This letter is in response to "Opposition mounts to calls for a plastic bag fee in Howard County" (Dec 5). As co-founder of Less Plastic Please, I also found incorrect statements in the article. Yes, 20 people testified in favor of the bill, but at least 30 people stood up to declare their support for the bill. The article mentioned an online poll opposing the bill obtained 49 signatures, in a three-week time frame. However, Less Plastic Please has received over 600 signatures on our paper petition in support of the bill. We decided to create an online petition, and it received 83 signatures in three days.
But let's refocus.
If this was a natural disaster, a sense of solidarity would surround us, we would be reminded we are all in this together.
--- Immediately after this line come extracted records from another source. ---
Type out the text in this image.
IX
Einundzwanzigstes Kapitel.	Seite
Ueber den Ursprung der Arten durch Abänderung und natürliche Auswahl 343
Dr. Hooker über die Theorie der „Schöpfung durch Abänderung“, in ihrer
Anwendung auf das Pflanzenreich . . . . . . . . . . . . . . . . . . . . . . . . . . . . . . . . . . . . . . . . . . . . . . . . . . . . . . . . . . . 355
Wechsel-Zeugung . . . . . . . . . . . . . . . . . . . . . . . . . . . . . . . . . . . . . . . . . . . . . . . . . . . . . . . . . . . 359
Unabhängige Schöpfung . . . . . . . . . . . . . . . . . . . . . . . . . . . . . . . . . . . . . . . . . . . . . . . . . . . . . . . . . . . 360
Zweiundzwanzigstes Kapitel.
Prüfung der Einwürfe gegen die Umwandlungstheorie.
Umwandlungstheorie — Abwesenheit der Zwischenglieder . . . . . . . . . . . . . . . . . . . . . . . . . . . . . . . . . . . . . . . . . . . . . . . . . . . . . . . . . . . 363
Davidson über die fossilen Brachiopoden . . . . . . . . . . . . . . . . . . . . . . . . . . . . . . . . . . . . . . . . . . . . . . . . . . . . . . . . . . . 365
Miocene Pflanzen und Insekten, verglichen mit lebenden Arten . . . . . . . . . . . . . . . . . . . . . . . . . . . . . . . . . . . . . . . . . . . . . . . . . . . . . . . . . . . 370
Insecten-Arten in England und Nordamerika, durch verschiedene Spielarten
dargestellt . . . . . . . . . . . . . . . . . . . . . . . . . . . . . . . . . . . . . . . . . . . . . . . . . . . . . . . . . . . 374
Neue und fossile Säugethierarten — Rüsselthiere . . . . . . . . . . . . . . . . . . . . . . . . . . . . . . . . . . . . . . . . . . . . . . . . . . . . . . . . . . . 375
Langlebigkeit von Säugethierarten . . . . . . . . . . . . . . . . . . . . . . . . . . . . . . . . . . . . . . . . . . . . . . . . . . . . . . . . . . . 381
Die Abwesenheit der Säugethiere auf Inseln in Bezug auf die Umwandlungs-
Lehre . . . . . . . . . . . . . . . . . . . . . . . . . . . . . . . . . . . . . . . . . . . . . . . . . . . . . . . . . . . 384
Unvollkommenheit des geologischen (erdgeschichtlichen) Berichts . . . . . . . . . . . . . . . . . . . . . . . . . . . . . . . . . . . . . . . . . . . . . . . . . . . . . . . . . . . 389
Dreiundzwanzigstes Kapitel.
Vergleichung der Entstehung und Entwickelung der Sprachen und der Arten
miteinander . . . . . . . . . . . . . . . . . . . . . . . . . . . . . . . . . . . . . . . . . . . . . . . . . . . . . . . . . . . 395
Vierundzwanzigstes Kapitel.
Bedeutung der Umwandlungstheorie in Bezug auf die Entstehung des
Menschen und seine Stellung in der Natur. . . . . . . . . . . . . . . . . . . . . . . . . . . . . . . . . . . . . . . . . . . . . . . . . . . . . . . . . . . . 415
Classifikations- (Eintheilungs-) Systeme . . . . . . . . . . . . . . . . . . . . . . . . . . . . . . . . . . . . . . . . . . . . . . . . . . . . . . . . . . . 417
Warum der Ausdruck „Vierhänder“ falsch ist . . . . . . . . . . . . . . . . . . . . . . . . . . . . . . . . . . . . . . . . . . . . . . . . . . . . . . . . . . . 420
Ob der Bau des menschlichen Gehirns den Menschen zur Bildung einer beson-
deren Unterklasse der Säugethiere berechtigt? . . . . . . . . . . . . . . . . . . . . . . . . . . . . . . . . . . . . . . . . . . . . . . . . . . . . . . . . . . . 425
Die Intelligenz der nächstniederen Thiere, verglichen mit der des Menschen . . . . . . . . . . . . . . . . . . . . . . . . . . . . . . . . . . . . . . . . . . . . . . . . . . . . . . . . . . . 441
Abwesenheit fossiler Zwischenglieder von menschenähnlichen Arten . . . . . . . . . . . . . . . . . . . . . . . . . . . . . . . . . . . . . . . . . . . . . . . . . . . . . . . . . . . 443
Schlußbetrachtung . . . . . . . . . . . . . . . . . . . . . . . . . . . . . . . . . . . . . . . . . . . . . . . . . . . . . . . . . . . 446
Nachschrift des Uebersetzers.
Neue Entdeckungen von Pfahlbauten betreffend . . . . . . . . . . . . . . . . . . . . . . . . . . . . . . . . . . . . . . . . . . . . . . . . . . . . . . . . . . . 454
This is a disaster, a man-made one. We should all aim our attention on ways to reduce single-use plastic to help divert this crisis.
If driving down any road, any day, seeing plastic trash tangled in trees or clogging our storm drains does not give you pause, or if the 100,000 marine life suffocating from plastic each year doesn't pull at your heartstrings, or the fact that we are eating, breathing and drinking plastic doesn't make your skin crawl, or the ridiculous fact that it takes 12 million barrels of oil, a non-renewable fossil fuel that contributes to climate change, to produce the plastic bags that the U.S. uses each year doesn't make your head explode, then maybe money talks. Maybe these sobering financial statistics will drive home the point we are in trouble: According to the U.S. Environmental Protection Agency, more than 380 billion plastic bags are used in the United States every year. Of those, approximately 100 billion are plastic shopping bags which cost retailers about $4 billion annually. When it comes to the cost of using plastic bags, facts don’t lie. Public agencies in California alone spend more than $300 million on cleaning up coastal litter every year. If every person in New York City used one less grocery bag, it would cut waste by 5 million pounds and save $250,000 in disposal costs.
Please let's remember this is a disaster. Let's pull together, be kind, support one another and unite to stay focus at what is at risk. This isn't about a 5-cent fee, it is about a livable planet which is priceless.